You’re covered in a scent of desperation. You’re so eager to find a man and it shows. You’re rolling out a red carpet for this guy when you don’t even really know if he’s worthy of it. Ugh. Treat him like a king and if he’s a cheat, he’s going to treat you like a slave.
You let him win every time. How do you make him win? By letting him charm the pants off you. For example, when you ask him why he hasn’t been taking your calls, he’ll distract you by saying how much he needs to see you right away, and you’ll fall for it every damn time. Don’t let flattery work on you—it’s insulting and manipulative.
You ignore his past. If he’s got a lousy track record of cheating on loads of women, what makes you think he’s going to change his ways for you? In his eyes, you’re just a number. He’s got serious issues, so don’t waste your time with someone who’s more trouble than he’s worth.
You put your gut on hold. You know in your gut when something’s just not right about a guy. But still, you ignore it. Why do that to yourself? That feeling of doubt or hesitation is there for a reason—listen to it so that you’ll save yourself from bad guys. When you trust yourself, you show guys that you come first—and you won’t fall for their crap.
You’re a game player. If you play dating games, then you make it easy for guys to do the same thing to you. When you stop trying to play games to get the upper hand with a guy, you’re more mature and this attracts like-minded men who take relationships seriously.
You’ve got issues. You’ve been hurt by many guys in the past, which has made you suspicious AF about the guy you’re dating. Here’s where it gets sticky: if you don’t have a valid reason for suspecting him of doing dodgy things, you’re just going to sabotage yourself by pushing away a good guy. Basically, if you go around expecting the worst, you’ll get what you put out there—a guy who’s going to treat you like crap.
You buy into the bad boy hype. There’s nothing wrong with entering a relationship in the hope that it’ll be fun, but dating the bad boy isn’t fun. At least not for long. You might try to be the chilled woman who has fun with a bad guy without stressing about drama, but sooner or later things will get REALLY bad and you won’t be able to ignore it. Bad guys aren’t a bucket of fun. They’re a barrel of disappointment and heartache.

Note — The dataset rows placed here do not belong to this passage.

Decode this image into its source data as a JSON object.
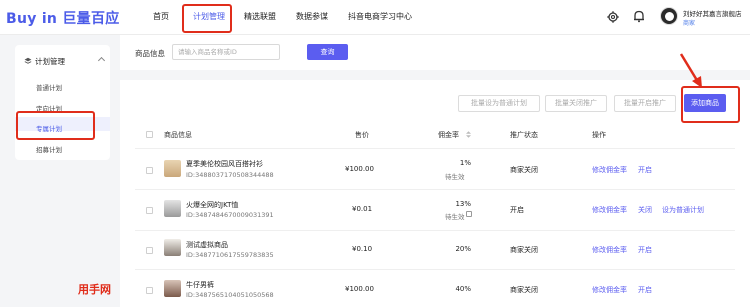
{
  "header": {
    "logo": "Buy in 巨量百应",
    "nav": [
      "首页",
      "计划管理",
      "精选联盟",
      "数据参谋",
      "抖音电商学习中心"
    ],
    "active_nav": "计划管理",
    "shop_name": "刘好好其嘉言旗舰店",
    "shop_badge": "商家"
  },
  "sidebar": {
    "section": "计划管理",
    "items": [
      "普通计划",
      "定向计划",
      "专属计划",
      "招募计划"
    ],
    "active": "专属计划"
  },
  "search": {
    "label": "商品信息",
    "placeholder": "请输入商品名称或ID",
    "button": "查询"
  },
  "actions": {
    "batch_normal": "批量设为普通计划",
    "batch_close": "批量关闭推广",
    "batch_open": "批量开启推广",
    "add": "添加商品"
  },
  "table": {
    "columns": [
      "商品信息",
      "售价",
      "佣金率",
      "推广状态",
      "操作"
    ],
    "rows": [
      {
        "name": "夏季美伦校园风百搭衬衫",
        "id": "ID:3488037170508344488",
        "price": "¥100.00",
        "rate": "1%",
        "pending": "待生效",
        "status": "商家关闭",
        "ops": [
          "修改佣金率",
          "开启"
        ]
      },
      {
        "name": "火爆全网的JKT恤",
        "id": "ID:3487484670009031391",
        "price": "¥0.01",
        "rate": "13%",
        "pending": "待生效",
        "status": "开启",
        "ops": [
          "修改佣金率",
          "关闭",
          "设为普通计划"
        ]
      },
      {
        "name": "测试虚拟商品",
        "id": "ID:3487710617559783835",
        "price": "¥0.10",
        "rate": "20%",
        "pending": "",
        "status": "商家关闭",
        "ops": [
          "修改佣金率",
          "开启"
        ]
      },
      {
        "name": "牛仔男裤",
        "id": "ID:3487565104051050568",
        "price": "¥100.00",
        "rate": "40%",
        "pending": "",
        "status": "商家关闭",
        "ops": [
          "修改佣金率",
          "开启"
        ]
      }
    ]
  },
  "watermark": "用手网",
  "colors": {
    "accent": "#5b5df0",
    "highlight": "#e02d1b"
  }
}
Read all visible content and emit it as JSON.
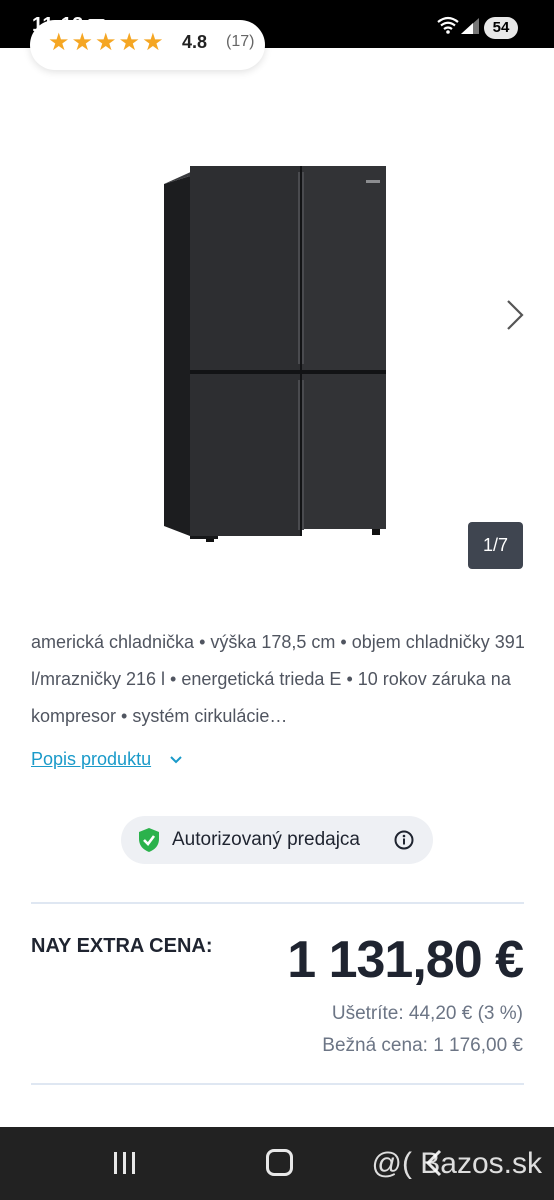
{
  "status_bar": {
    "time": "11:12",
    "battery": "54"
  },
  "rating": {
    "stars": "★★★★★",
    "value": "4.8",
    "count": "(17)"
  },
  "gallery": {
    "counter": "1/7"
  },
  "description": {
    "text": "americká chladnička • výška 178,5 cm • objem chladničky 391 l/mrazničky 216 l • energetická trieda E • 10 rokov záruka na kompresor • systém cirkulácie…",
    "link_label": "Popis produktu"
  },
  "seller": {
    "label": "Autorizovaný predajca"
  },
  "price": {
    "label": "NAY EXTRA CENA:",
    "value": "1 131,80 €",
    "savings": "Ušetríte: 44,20 € (3 %)",
    "regular": "Bežná cena: 1 176,00 €"
  },
  "watermark": "@( Bazos.sk",
  "colors": {
    "link": "#1a9ac9",
    "star": "#f5a623",
    "check_shield": "#2bb24c",
    "counter_bg": "#3f4550"
  },
  "icons": {
    "calendar": "calendar-icon",
    "wifi": "wifi-icon",
    "signal": "signal-icon",
    "next": "chevron-right-icon",
    "dropdown": "chevron-down-icon",
    "shield": "shield-check-icon",
    "info": "info-icon",
    "recent": "recent-apps-icon",
    "home": "home-icon",
    "back": "back-icon"
  }
}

You’re stuck in a dating loop. Round and round you go! You keep attracting cheaters and can’t figure out why. You’re a decent, great woman, right? Yes, but you’re repeating the same relationship pattern for a reason and it’s time to figure out why so you can stop this madness. Maybe you’re so used to being treated badly by guys that you don’t really know how to deal with a guy who values you—guys will prey on this. Take a break from dating and figure out what you need to do to change who you’re attracted to. You’re probably going to need to do some work on yourself and how you see yourself, but it’ll be so worth it. You’ll start attracting men who respect you.
You don’t love yourself. If you’ve got no self-love, you won’t respect yourself. This is basically like wearing a flashing light on your forehead that tells players they’re welcome to enter your life, trash your heart, and aren’t required to value you. So messed up! Self-respect raises your standards, which keeps bad men away.
You see him as the missing piece. If a player sees that you really need a relationship to be happy, the selfish jerk is going to use your feelings to his advantage. He’ll try to push your boundaries, and if you let him succeed once, he’ll keep doing it. Hey, who says you need a guy anyway? Realize your worth! Instead of depending on a guy to make you happy, realize that you’re the architect of your own happiness and this will keep away the opportunistic douchebags.
You’re going with the flow. Instead of saying what you want in a relationship from the start, you just bite your tongue and go with the flow. This grey dating area is perfect for players who want to prevent commitment from getting in the way. If you just go with the flow, you’re telling the player that you’re down for whatever he’ll give you. And honestly, all you can expect in return from him is crumbs.